Operand A reducing is counted B and is subtracted 6;

B is counted in operand A add operation;

B is counted in operand A reducing;

Wherein whether the carry of decimal location output is being indicated and is being needed numerical digit and revise, and described adder circuit comprises:

A) the first carry branch road (12) is in order to produce " heat " carry in each numerical digit;

B) second adder branch road (14) for decimal system operand, suppose carry input value 0 and 1 in order to budget respectively, all possible numerical digit with, A adds B, A subtracts B, A adds B and adds 6, A subtracts 6 and subtracts B, it is characterized in that:

C) add preceding logic (22), be used for directly calculating carry output valve cy0, cy1, cy2 and cy3 from input operand;

D) the described preceding logic (22) that adds is finished following expression (1) or its logically equivalent:

Cy0＝g0+(g1*p0)+(g2*p0*p1)+(g3*p0*p1*p2)；(1A)

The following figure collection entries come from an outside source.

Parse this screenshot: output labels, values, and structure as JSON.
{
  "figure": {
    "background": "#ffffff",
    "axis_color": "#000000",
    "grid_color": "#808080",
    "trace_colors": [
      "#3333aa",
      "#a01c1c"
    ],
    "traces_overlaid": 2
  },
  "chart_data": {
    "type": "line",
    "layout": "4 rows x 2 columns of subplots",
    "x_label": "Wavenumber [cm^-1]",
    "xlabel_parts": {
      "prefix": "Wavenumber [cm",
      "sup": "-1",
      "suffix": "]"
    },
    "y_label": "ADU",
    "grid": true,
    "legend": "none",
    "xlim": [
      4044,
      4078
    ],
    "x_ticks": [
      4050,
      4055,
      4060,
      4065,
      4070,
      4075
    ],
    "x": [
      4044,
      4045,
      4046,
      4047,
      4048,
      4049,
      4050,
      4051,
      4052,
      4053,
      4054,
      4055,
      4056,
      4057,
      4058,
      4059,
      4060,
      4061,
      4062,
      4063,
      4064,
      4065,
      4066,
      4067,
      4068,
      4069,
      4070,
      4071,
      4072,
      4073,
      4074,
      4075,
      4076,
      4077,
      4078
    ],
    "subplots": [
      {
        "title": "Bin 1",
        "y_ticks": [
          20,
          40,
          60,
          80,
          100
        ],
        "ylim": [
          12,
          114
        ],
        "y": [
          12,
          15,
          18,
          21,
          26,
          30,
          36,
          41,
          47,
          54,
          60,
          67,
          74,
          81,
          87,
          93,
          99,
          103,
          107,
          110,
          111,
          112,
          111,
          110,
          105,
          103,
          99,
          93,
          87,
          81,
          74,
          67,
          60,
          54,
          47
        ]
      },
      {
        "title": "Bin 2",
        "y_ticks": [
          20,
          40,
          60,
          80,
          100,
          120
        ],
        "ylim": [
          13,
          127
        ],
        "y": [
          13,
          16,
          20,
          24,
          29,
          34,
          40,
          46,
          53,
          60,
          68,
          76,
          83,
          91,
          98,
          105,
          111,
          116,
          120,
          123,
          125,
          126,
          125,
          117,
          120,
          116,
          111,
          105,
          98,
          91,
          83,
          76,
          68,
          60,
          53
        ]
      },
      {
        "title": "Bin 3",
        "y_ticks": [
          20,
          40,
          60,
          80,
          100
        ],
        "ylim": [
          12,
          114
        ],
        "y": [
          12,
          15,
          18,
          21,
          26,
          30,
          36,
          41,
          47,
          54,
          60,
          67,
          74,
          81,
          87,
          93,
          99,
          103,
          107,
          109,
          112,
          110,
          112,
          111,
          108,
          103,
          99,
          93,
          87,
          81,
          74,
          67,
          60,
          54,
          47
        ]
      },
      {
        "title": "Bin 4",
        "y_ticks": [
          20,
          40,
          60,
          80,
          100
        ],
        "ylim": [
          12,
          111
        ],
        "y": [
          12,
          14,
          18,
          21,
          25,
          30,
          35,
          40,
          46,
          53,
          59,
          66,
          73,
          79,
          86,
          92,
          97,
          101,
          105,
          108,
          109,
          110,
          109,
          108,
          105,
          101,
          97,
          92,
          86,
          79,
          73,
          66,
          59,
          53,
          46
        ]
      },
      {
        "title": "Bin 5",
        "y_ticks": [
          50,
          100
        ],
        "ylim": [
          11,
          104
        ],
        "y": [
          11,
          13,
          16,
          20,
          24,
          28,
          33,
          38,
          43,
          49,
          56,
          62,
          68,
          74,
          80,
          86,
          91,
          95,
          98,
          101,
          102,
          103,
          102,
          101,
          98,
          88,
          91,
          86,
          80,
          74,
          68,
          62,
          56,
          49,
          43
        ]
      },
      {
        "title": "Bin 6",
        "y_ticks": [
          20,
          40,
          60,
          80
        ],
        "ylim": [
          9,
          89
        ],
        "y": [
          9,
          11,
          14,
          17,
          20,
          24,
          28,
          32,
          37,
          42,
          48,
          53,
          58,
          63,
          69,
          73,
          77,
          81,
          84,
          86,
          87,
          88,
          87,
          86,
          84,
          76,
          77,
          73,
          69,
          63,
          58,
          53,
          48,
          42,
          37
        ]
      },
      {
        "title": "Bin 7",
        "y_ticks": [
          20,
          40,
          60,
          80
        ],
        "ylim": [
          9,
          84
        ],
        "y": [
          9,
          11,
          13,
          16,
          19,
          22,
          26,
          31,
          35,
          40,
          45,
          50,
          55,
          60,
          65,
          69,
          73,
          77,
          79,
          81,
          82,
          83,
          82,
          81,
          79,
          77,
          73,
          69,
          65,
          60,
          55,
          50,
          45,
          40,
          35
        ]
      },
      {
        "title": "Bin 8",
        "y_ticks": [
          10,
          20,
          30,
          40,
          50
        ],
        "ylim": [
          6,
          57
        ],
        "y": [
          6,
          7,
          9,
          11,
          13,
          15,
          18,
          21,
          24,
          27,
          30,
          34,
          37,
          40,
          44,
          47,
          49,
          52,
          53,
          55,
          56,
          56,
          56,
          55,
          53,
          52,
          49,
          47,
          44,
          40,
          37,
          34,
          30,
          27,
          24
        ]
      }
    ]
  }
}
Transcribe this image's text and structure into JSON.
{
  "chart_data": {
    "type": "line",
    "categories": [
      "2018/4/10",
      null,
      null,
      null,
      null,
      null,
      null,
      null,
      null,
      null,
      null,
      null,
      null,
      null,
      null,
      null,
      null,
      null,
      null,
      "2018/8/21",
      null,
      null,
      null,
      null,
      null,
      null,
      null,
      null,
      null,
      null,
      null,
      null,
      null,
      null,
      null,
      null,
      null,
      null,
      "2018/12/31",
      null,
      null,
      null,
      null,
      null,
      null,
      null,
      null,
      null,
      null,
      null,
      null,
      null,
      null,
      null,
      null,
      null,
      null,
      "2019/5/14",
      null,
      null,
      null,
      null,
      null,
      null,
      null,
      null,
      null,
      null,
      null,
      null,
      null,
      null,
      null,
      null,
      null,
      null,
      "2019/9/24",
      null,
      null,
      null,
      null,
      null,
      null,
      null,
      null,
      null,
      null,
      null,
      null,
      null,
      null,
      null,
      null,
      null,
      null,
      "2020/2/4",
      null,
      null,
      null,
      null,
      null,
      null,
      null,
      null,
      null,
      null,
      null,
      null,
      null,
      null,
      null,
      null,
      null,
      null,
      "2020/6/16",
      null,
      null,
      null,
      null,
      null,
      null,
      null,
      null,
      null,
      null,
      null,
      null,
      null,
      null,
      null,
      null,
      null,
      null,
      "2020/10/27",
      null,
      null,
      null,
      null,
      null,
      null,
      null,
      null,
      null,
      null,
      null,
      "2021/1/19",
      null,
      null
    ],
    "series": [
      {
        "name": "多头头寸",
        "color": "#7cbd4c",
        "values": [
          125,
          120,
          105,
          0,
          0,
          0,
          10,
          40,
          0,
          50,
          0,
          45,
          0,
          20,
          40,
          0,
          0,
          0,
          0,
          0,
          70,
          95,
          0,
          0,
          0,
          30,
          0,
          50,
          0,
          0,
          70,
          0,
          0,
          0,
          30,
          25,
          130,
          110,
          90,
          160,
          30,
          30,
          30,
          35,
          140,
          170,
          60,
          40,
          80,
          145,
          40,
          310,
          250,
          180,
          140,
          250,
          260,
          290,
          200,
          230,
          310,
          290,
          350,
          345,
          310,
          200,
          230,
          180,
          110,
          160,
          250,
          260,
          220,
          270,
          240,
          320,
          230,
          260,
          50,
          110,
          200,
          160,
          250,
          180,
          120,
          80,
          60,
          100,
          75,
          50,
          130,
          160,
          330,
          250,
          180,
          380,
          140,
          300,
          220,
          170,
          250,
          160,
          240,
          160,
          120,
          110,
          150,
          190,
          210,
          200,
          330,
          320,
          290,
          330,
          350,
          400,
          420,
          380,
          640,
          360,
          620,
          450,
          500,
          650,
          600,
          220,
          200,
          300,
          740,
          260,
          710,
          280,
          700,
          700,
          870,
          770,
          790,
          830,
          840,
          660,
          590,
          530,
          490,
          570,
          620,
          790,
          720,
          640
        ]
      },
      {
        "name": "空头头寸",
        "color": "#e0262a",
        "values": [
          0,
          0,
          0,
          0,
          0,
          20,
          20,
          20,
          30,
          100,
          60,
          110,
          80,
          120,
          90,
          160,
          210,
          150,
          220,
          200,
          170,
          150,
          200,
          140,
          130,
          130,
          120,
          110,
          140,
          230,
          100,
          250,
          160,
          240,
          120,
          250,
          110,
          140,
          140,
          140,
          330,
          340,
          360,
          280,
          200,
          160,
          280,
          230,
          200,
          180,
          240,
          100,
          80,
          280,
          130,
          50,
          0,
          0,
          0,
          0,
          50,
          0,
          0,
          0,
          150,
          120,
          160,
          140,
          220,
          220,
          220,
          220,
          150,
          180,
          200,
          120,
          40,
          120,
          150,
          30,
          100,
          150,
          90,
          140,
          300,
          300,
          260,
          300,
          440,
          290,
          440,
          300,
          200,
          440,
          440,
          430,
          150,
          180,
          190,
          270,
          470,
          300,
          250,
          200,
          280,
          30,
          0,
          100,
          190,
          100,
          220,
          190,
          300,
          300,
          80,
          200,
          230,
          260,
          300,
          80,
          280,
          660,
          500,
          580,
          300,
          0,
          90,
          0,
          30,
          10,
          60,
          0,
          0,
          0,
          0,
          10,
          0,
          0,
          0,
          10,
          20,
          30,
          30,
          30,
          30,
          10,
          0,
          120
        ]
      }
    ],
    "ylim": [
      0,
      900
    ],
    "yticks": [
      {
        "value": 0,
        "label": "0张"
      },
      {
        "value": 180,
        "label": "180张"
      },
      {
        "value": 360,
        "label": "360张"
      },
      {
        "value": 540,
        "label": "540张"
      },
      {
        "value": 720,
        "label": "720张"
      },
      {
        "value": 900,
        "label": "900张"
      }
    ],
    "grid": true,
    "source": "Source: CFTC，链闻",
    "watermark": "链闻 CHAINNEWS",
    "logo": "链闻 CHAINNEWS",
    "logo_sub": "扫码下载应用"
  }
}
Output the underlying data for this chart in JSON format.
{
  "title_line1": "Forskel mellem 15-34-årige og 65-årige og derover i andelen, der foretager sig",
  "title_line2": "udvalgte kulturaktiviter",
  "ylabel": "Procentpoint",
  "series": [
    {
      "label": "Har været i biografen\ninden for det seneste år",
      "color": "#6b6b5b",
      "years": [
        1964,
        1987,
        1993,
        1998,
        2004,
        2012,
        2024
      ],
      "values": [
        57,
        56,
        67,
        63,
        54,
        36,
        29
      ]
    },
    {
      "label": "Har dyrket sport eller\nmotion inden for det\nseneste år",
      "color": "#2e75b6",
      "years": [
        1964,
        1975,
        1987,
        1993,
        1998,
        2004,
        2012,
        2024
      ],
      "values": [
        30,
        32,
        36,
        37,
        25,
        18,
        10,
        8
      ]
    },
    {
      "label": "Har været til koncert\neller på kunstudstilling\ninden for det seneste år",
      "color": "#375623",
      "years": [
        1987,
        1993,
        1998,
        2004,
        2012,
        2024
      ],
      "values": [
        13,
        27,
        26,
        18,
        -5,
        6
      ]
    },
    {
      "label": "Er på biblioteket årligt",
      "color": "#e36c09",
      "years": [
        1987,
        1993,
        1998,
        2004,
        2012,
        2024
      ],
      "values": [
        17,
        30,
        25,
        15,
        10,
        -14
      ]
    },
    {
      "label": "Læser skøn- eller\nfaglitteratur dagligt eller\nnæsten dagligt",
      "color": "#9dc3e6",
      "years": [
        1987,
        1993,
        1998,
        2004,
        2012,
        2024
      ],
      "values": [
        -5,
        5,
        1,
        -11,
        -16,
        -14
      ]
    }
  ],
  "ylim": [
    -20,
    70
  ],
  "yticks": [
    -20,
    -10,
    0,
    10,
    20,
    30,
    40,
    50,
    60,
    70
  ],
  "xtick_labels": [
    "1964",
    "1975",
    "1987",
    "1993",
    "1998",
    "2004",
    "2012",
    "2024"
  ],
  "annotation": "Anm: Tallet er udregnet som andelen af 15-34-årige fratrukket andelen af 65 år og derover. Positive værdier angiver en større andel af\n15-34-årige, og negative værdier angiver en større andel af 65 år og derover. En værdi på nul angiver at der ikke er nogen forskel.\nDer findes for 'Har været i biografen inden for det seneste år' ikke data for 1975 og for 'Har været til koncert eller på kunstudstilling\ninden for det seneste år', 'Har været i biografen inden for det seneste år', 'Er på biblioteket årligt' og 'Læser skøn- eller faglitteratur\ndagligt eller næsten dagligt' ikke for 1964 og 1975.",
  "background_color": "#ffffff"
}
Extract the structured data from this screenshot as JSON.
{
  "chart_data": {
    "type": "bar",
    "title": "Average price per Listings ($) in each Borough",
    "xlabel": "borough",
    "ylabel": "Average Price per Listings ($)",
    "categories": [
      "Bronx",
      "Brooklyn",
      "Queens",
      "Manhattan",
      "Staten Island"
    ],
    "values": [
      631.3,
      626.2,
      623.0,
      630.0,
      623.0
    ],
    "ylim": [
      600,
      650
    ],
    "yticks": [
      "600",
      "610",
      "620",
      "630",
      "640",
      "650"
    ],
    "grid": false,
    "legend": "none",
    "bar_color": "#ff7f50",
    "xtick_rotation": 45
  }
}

Cy1＝g0+(g1*p0)+(g2*p0*p1)+(p0*p1*p2*p3)；(1B)

Cy2＝g0+(p0*p1)+(p0*p2)+(p0*g3)+(g1*p2)+(g1*g3)+(p1*g2*g3)；(1C)

Cy3＝g0+(p0*p1)+(p0*p2)+(p0*p3)+(g1*p2)+(g1*p3)+(p1*g2*p3)；(1D)。

2. according to the adder circuit of claim 1, wherein 36 4 bit digital were calculated to carry out decimal addition computing or binary addition computing in two cycles.

3. according to the adder circuit of claim 1, wherein 16 positional operands are processed in one-period.

4. according to the adder circuit of claim 1, conversion and control wherein is provided, and (M5 M6) is used for selecting between binary arithmetic pattern and decimal arithmetic pattern.

5. comprise computer system according to one adder circuit in the aforementioned claim.

6. the method for computing adder unit is characterized in that comprising step:

A) input operand is supplied to add advanced potential logic (22), it carries out its equivalence of a logical OR according to following expression (1):

b)Cy0＝g0+(g1*p0)+(g2*p0*p1)+(g3*p0*p1*p2)；(1A)

Cy1＝g0+(g1*p0)+(g2*p0*p1)+(p0*p1*p2*p3)；(1B)

Cy2＝g0+(p0*p1)+(p0*p2)+(p0*g3)+(g1*p2)+(g1*g3)+(p1*g2*g3)；(1C)

Cy3＝g0+(p0*p1)+(p0*p2)+(p0*p3)+(g1*p2)+(g1*p3)+(p1*g2*p3)；(1D)。